Na jakiś czas zamilkła. Nie widziałem jej miny, ale śmiałem sądzić, że kalkulowała wszystko najbardziej jak tylko się dało. Zapewne rozłożyła to na czynniki pierwsze snując czarne jak jej myśli teorie, i...

– Mecenasie, możemy zamienić kilka zdań?

Za plecami usłyszałem znajomy głos Felixa Grahama. Ava sama odsunęła się ode mnie a na jej policzkach zauważyłem mokre ścieżki. Kurwa! Płakała?! Nieprzyjemny ścisk spowodował to, że ledwo powstrzymałem się od skarcenia Felixa za przerwanie tej chwili.

– Hudson nie mam siły teraz na to, by omawiać to wszystko. Możemy spotkać się jutro? – wyszeptała.

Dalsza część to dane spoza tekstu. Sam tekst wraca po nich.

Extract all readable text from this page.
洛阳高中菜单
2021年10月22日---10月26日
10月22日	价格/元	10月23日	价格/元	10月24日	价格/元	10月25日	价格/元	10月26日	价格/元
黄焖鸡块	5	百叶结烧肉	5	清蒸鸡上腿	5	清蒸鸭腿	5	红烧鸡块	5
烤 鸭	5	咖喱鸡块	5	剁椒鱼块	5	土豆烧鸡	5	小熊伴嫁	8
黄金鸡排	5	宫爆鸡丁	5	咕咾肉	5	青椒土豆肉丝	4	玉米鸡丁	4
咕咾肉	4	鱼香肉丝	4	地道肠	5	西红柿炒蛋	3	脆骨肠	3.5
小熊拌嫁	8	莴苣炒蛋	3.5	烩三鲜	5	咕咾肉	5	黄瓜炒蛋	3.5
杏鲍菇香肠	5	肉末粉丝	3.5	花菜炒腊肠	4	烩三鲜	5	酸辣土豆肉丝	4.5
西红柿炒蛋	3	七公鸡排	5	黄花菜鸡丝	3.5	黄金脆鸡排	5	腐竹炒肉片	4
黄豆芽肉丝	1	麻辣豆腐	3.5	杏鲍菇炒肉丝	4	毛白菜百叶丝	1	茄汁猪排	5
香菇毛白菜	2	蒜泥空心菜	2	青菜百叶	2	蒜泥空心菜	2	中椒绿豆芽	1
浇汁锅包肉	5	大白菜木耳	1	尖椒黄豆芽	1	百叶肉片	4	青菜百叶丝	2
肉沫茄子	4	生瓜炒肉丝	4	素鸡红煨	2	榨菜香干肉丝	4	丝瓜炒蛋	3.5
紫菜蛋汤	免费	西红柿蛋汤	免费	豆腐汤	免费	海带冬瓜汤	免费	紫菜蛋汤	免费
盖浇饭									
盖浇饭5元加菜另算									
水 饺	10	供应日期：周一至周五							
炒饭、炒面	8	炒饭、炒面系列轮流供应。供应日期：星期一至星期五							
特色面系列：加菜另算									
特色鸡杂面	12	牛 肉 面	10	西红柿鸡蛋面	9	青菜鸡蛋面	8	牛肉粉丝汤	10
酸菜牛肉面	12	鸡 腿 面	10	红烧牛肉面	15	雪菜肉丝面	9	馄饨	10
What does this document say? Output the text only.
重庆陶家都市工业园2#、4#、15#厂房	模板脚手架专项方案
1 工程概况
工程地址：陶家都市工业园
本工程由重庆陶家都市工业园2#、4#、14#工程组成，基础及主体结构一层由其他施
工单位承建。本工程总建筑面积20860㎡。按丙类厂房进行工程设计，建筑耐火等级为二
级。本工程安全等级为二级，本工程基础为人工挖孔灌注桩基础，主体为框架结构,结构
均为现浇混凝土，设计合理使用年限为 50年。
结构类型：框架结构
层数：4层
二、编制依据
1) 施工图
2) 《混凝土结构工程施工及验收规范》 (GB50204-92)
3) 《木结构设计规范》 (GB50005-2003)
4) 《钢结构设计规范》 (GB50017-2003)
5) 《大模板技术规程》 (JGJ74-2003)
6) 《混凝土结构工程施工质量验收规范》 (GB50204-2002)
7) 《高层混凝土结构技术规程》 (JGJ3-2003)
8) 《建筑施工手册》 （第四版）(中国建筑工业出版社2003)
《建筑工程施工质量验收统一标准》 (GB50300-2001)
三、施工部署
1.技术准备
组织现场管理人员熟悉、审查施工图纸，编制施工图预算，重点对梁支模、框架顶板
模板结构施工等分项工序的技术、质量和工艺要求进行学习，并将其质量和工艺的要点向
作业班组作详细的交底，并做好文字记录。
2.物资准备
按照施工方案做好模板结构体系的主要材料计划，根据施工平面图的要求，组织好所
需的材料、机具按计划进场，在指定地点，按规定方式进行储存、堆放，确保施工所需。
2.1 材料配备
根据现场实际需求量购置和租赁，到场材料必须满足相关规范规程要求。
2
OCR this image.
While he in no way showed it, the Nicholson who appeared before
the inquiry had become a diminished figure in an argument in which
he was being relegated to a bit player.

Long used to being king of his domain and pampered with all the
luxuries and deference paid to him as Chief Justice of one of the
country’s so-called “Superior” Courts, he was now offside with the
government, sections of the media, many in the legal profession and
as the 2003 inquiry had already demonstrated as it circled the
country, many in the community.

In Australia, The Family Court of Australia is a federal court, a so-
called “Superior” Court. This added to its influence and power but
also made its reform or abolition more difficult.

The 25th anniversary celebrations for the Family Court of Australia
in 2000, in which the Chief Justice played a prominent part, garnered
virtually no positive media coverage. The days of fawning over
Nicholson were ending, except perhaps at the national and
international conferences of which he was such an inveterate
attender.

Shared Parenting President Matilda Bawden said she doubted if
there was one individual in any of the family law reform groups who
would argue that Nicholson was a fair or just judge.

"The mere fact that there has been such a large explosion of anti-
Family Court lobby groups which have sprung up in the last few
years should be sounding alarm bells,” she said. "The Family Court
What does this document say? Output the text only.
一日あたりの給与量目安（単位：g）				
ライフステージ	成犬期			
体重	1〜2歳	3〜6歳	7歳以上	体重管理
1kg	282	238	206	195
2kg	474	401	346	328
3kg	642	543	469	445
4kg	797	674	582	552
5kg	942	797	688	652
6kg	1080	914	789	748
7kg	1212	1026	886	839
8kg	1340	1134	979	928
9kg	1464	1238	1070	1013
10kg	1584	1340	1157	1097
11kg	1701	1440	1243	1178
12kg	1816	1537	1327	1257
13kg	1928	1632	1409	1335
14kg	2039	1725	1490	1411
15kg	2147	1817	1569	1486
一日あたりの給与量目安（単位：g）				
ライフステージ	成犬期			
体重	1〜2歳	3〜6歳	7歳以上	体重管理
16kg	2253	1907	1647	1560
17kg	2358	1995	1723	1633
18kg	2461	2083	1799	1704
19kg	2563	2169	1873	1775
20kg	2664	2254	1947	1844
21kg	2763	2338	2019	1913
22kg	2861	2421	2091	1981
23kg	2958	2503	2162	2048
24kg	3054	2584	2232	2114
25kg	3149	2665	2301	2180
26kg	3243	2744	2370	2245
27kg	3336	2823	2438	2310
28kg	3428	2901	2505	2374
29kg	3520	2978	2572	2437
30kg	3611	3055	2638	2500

– Tak – odpowiedziałem natychmiast. Nie widziałem sensu w dręczeniu jej w tamtej chwili, bo widziałem jak mocno ją to wszystko dobija. Zacisnęła swoje różowe wargi w linie i odwróciła się ściskając dłonie na torebce – zauważyłem, że robiła tak zawsze, gdy się denerwowała a pasek owijał jej tułów – Przyjedź jutro do mojej kancelarii, o której tylko chcesz – dopowiedziałem zamroczony licząc, że usłyszała.